Review authors AK and SSD selected the studies, rated the quality of the studies and performed data extraction. For dichotomous data, we estimated risk ratios (RRs) with 95% confidence intervals (CIs) using a fixed-effect model. When possible, for binary data presented in the 'Summary of findings' table, we calculated illustrative comparative risks. We summated continuous data using the mean difference (MD). Risk of bias was assessed for included studies.
We included 13 RCTs, with a total of 1112 participants. We found no data on service utilisation, economic outcomes, behaviour or cognitive response. Trials were classified into the following groups.
1. Atypical antipsychotics versus placebo
Only two studies compared one atypical antipsychotic medication with placebo.

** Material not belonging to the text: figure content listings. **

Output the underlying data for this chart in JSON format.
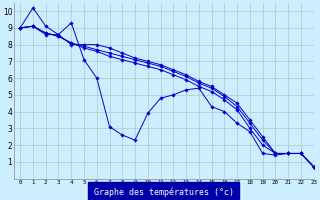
{
  "title": "Graphe des températures (°c)",
  "background_color": "#cceeff",
  "grid_color": "#aacccc",
  "line_color": "#0000cc",
  "xlabel_bg": "#0000aa",
  "xlabel_fg": "#ffffff",
  "xlim": [
    -0.5,
    23
  ],
  "ylim": [
    0,
    10.5
  ],
  "xticks": [
    0,
    1,
    2,
    3,
    4,
    5,
    6,
    7,
    8,
    9,
    10,
    11,
    12,
    13,
    14,
    15,
    16,
    17,
    18,
    19,
    20,
    21,
    22,
    23
  ],
  "yticks": [
    1,
    2,
    3,
    4,
    5,
    6,
    7,
    8,
    9,
    10
  ],
  "series": [
    [
      9.0,
      10.2,
      9.1,
      8.6,
      9.3,
      7.1,
      6.0,
      3.1,
      2.6,
      2.3,
      3.9,
      4.8,
      5.0,
      5.3,
      5.4,
      4.3,
      4.0,
      3.3,
      2.8,
      1.5,
      1.4,
      1.5,
      1.5,
      0.7
    ],
    [
      9.0,
      9.1,
      8.6,
      8.6,
      8.0,
      8.0,
      8.0,
      7.8,
      7.5,
      7.2,
      7.0,
      6.8,
      6.5,
      6.2,
      5.8,
      5.5,
      5.0,
      4.5,
      3.5,
      2.5,
      1.5,
      1.5,
      1.5,
      0.7
    ],
    [
      9.0,
      9.1,
      8.7,
      8.5,
      8.1,
      7.9,
      7.7,
      7.5,
      7.3,
      7.1,
      6.9,
      6.7,
      6.4,
      6.1,
      5.7,
      5.4,
      4.9,
      4.3,
      3.3,
      2.3,
      1.5,
      1.5,
      1.5,
      0.7
    ],
    [
      9.0,
      9.1,
      8.7,
      8.5,
      8.1,
      7.8,
      7.6,
      7.3,
      7.1,
      6.9,
      6.7,
      6.5,
      6.2,
      5.9,
      5.5,
      5.2,
      4.7,
      4.1,
      3.0,
      2.0,
      1.5,
      1.5,
      1.5,
      0.7
    ]
  ]
}
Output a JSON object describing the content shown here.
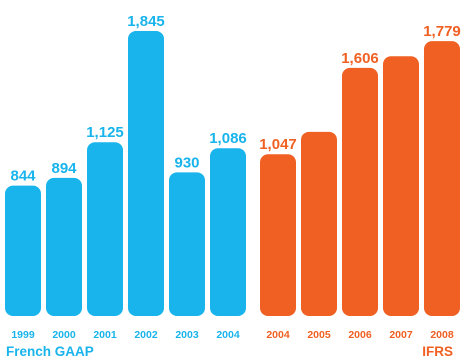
{
  "chart_data": {
    "type": "bar",
    "title": "",
    "xlabel": "",
    "ylabel": "",
    "ylim": [
      0,
      2000
    ],
    "grid": false,
    "legend": "none",
    "groups": [
      {
        "name": "French GAAP",
        "color": "#19b4ec",
        "categories": [
          "1999",
          "2000",
          "2001",
          "2002",
          "2003",
          "2004"
        ],
        "values": [
          844,
          894,
          1125,
          1845,
          930,
          1086
        ],
        "value_labels": [
          "844",
          "894",
          "1,125",
          "1,845",
          "930",
          "1,086"
        ]
      },
      {
        "name": "IFRS",
        "color": "#f06022",
        "categories": [
          "2004",
          "2005",
          "2006",
          "2007",
          "2008"
        ],
        "values": [
          1047,
          1192,
          1606,
          1681,
          1779
        ],
        "value_labels": [
          "1,047",
          "",
          "1,606",
          "",
          "1,779"
        ]
      }
    ]
  }
}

In one study, the number of non-responders treated with olanzapine was not different from the number treated with placebo (1 RCT, n = 107, RR 0.84, 95% CI 0.65 to 1.10); however, significantly more (57% vs 32%) people left the study early (1 RCT, n = 107, RR 0.56, 95% CI 0.36 to 0.87) from the placebo group compared with the olanzapine group. With regard to adverse effects, young people treated with aripiprazole had significantly lower serum cholesterol compared with those given placebo (1 RCT, n = 302, RR 3.77, 95% CI 1.88 to 7.58).
2. Atypical antipsychotics versus typical antipsychotics
When the findings of all five trials comparing atypical antipsychotic medications with a typical antipsychotic medication were collated, no difference in the mean end point Brief Psychiatric Rating Scale (BPRS) score was noted between the two arms (5 RCTs, n = 236, MD -1.08, 95% CI -3.08 to 0.93). With regard to adverse effects, the mean end point serum prolactin concentration was much higher than the reference range for treatment with risperidone, olanzapine and molindone in one of the studies. However, fewer adolescents who were receiving atypical antipsychotic medications left the study because of adverse effects (3 RCTs, n = 187, RR 0.65, 95% CI 0.36 to 1.15) or for any reason (3 RCTs, n = 187, RR 0.62, 95% CI 0.39 to 0.97).
3. One atypical antipsychotic versus another atypical antipsychotic
The mean end point BPRS score was not significantly different for people who received risperidone compared with those who received olanzapine; however, the above data were highly skewed. Overall no difference was noted in the number of people leaving the studies early because of any adverse effects between each study arm in the three studies comparing olanzapine and risperidone (3 RCTs, n = 130, RR 1.15, 95% CI 0.44 to 3.04). Specific adverse events were not reported uniformly across the six different studies included in this section of the review; therefore it was difficult to do a head-to-head comparison of adverse events for different atypical antipsychotic medications.
4. Lower-dose atypical antipsychotic versus standard/higher-dose atypical antipsychotic
Three studies reported comparisons of lower doses of the atypical antipsychotic medication with standard/higher doses of the same medication. One study reported better symptom reduction with a standard dose of risperidone as compared with a low dose (1 RCT, n = 257, RR -8.00, 95% CI -13.75 to -2.25). In another study, no difference was reported in the number of participants not achieving remission between the group receiving 10 mg/d and those who received 30 mg/d of aripiprazole (1 RCT, n = 196, RR 0.84, 95% CI 0.48 to 1.48). Similarly in the other study, authors reported no statistically significant difference in clinical response between the two groups receiving lower-dose (80 mg/d) and higher-dose (160 mg/d) ziprasidone, as reflected by the mean end point BPRS score (1 RCT, n = 17, MD -4.40, 95% CI -19.20 to 10.40).